Когда у меня будет сакс. Поэтому сейчас ни к чему болтать об этом. Бруно, я
все больше понимаю, что время… Мне кажется, музыка помогает немного
разобраться в этом фокусе. Нет, тут не разберешься — честно говоря, я
ничего не понимаю. Только чувствую — творится что-то странное. Как во сне
— знаешь? — когда кажется, что летишь в тартарары, и сердце уже замирает
от страха, хотя, в общем-то, боязни настоящей нет, и вдруг опять все
переворачивается, как блин на сковородке, и ты уже лежишь рядом с
симпатичной девчонкой, и все удивительно хорошо.
   Дэдэ моет чашки и стаканы в углу комнаты. Я вижу, что у них в каморке
нет даже водопровода; смотрю на таз с розовыми цветами и кувшин,
напоминающий мумию какой-то птицы. А Джонни продолжает говорить, прикрыв рот
пледом, и он тоже похож на мумию: колени под самым подбородком, лицо черное,
гладкое, влажное от рома и жара.
   — Я о таком кое-что читал, Бруно. Диковинная штука, в общем-то, трудно
разобраться… Но все-таки музыка помогает, знаешь. Нет, не понять помогает
— по правде говоря, я действительно ничего не понимаю. — Он стучит по
голове костлявым кулаком. Звук гулко отдается, как в пустом кокосовом орехе.
— Ничего нет внутри, Бруно, ровным счетом ничего. Она не думает и ничего не
смыслит. Да это мне и незачем, скажу тебе по совести. Я начинаю что-то
понимать, только глядя назад, и чем дальше все уходит, тем понятнее
становится. Но это еще не значит понимать как надо, ясное дело.
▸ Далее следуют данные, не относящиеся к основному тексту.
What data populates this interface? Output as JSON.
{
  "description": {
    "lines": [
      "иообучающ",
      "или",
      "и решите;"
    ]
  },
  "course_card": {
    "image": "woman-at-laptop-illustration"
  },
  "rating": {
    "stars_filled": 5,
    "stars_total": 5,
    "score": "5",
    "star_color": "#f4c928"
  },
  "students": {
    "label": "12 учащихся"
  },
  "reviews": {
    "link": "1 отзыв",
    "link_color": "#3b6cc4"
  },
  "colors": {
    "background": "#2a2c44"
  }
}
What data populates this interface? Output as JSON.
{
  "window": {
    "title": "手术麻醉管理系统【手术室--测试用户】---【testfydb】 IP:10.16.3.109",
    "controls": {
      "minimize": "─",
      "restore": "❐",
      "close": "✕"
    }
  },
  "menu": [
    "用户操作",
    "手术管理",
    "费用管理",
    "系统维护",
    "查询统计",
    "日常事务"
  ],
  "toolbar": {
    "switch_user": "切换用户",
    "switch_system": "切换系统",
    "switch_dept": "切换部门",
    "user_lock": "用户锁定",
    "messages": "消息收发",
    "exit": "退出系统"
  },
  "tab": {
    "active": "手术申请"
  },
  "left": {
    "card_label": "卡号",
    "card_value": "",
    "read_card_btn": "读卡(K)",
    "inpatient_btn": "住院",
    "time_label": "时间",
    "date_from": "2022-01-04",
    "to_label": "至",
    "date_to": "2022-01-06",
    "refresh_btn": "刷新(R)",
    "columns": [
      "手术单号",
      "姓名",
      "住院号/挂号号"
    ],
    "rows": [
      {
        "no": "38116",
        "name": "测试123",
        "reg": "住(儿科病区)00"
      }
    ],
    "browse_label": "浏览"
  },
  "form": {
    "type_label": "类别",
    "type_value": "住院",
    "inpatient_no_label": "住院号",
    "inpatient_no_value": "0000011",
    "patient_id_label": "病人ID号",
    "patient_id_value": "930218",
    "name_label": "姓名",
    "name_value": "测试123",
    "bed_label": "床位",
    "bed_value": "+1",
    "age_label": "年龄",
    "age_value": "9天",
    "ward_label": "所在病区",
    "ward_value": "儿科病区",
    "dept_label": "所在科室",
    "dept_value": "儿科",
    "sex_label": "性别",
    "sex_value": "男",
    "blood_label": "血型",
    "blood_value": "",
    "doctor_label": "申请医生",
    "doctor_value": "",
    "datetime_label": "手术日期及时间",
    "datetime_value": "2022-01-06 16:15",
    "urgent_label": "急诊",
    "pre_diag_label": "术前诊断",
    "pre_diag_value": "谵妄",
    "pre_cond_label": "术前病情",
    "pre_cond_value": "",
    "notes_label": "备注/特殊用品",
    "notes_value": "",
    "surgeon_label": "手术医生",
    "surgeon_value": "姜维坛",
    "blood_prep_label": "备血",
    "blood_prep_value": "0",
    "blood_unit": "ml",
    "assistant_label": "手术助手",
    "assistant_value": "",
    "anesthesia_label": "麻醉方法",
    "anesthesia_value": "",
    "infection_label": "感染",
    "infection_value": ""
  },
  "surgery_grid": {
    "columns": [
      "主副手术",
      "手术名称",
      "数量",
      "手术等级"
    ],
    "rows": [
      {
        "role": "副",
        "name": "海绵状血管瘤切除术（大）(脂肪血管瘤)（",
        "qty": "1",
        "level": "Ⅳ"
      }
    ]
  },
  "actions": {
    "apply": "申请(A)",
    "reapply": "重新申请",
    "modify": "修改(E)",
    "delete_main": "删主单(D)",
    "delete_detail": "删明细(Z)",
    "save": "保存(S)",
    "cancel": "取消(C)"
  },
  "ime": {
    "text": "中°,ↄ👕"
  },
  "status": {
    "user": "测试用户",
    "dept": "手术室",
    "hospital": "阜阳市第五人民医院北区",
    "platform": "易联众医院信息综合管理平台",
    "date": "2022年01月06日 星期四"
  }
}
   — У тебя повышается температура, — говорит Дэдэ из глубины комнаты.
   — Да замолчи ты. Верно, верно, Бруно. Я никогда ни о чем не думаю, и
вдруг меня осеняет, что я все-таки думал, но ведь это как прошлогодний снег,
а? Какого черта вспоминать о прошлогоднем снеге, о том, что кто-то о чем-то
думал? Какая теперь важность — сам я думал или кто другой. Да, вроде бы и
не я, да. Я просто делаю то, что приходит на ум, но всегда потом, позже —
вот это меня и мучит. Ох, трудно мне, так трудно понять… Нет ли там еще
глоточка?
   Я выжал в стакан последние капли рома — как раз в ту минуту, когда
Дэдэ снова зажгла свет; в комнате уже почти ничего не видно. Джонни
обливается потом, но продолжает кутаться в плед и иногда вздрагивает так,
что трещит кресло.
   — Я кое в чем разобрался еще мальчишкой, сразу как научился играть на
саксе. Дома у меня всегда творилось черт знает что, только и говорили о
долгах да ипотеках[98]. Ты не знаешь, что
такое ипотека? Наверное, странная штука, — моя старуха рвала на себе
волосы, как только старик заговаривал про ипотеку, и дело кончалось дракой.
Было мне лет тринадцать… да ты уже слыхал не раз.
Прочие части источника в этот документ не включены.